Sovereign Gold Bonds

Sovereign Gold Bond Scheme

  • Launched in November 2015 to rein in physical demand for gold and channel domestic savings for financial investments.
  • The Gold Bonds are issued as Government of India Stock under the Government Securities (GS) Act, 2006.
  • Eligibility- Resident individuals, Hindu Undivided Families (HUFs), Trusts, Universities, and Charitable institutions.
    Sovereign Gold Bond Scheme features
  • Price is based on gold at 999 purity.
  • Varied investments are available for distinct investors.
  • The term of maturity shall be eight years with an exit option after five.
  • Fixed annual interest rate of 2.5% payable semi-annually.

Other Important points regarding SGB

  • A government security that is rated in grams measured by the amount of gold purchased by investors.
  • Available by the Reserve Bank of India, on behalf of the Government of India.
  • Investable for Individuals, HUFs, Trusts, Universities, and Charitable Institutions.
  • Investment limits: Rs.1 gram of gold is the minimum investment to Rs.20 kg in one financial year.
  • Tenures: The duration of the bond is considered 8 years with exit options made available in the 5th, 6th, or 7th years.
  • Buy SGBs from the nationalized banks, scheduled private and foreign banks, designated post offices, stock holding corporation of India Ltd. (SHCIL), and authorized stock exchanges.
  • Other main features: are promise of payment, assured gold price at maturity, interest periods, loan collateral and tradable.
  • This is a scheme that is attractive presenting all the features of assured returns and tradability as well as exempting capital gain tax.
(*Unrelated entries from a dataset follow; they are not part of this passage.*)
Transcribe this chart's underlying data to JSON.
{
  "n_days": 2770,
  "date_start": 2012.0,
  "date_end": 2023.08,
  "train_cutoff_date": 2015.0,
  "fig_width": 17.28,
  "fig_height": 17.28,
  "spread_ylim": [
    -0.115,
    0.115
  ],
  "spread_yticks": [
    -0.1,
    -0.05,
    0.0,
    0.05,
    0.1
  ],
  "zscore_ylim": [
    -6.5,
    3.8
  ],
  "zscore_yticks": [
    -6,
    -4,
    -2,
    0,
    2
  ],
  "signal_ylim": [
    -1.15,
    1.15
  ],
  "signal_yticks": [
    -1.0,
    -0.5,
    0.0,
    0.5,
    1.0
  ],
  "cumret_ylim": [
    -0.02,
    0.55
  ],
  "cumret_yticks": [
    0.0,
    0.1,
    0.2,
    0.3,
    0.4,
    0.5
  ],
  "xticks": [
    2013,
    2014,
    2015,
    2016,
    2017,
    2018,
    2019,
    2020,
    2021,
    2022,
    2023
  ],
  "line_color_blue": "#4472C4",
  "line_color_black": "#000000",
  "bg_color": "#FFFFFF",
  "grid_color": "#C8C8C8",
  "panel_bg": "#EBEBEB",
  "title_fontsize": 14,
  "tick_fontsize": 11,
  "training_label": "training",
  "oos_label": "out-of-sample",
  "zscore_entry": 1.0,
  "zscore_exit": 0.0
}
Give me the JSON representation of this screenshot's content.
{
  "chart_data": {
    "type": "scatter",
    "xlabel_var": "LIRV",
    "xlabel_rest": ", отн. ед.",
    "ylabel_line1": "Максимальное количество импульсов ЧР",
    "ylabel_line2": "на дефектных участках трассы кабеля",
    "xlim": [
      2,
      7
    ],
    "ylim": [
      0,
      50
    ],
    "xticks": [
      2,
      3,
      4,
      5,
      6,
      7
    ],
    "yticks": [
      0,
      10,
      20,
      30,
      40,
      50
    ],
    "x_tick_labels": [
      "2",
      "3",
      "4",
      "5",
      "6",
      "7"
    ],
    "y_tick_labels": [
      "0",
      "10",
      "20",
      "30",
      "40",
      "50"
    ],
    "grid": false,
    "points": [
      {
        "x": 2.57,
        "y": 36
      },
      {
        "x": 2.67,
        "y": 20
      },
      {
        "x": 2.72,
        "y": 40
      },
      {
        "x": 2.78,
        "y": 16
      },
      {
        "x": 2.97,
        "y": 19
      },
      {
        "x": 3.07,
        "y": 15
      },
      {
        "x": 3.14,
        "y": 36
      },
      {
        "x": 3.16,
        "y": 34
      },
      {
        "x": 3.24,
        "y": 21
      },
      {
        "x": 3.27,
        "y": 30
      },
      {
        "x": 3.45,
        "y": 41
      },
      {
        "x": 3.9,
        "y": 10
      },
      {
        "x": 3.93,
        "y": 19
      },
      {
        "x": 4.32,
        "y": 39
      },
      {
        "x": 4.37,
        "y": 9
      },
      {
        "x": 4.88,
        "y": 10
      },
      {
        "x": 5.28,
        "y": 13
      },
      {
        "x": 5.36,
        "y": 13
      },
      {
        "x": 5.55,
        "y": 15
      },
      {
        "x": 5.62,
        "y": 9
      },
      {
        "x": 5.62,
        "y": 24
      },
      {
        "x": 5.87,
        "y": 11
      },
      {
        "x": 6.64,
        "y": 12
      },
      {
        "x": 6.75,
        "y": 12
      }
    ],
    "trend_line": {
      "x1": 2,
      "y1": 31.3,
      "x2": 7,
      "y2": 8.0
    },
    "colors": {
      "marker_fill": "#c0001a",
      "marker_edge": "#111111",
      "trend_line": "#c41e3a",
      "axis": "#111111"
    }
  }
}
Advantages and Disadvantages of Investing in SGB

  • SGB is a long-term investment; as opposed to physical gold which can be sold immediately.
  • The volumes traded are quite low; so it becomes very difficult to get out before maturity.

Gold Reserves and Imports

  • A total of 501.83 million tonnes of gold ore reserves available in the country by 2015.
  • For instance: Bihar (44%), followed by Rajasthan (25%), Karnataka (21%), West Bengal (3%), Andhra Pradesh (3%), and Jharkhand (2%).
  • Karnataka alone possesses around 80 percent of total gold produced in the country.

India’s Gold Imports

  • Second biggest consumer of gold in the world; imports are expected to grow at 30% for the year 2023-24.
  • A notable decline in gold imports is witnessed during March 2024.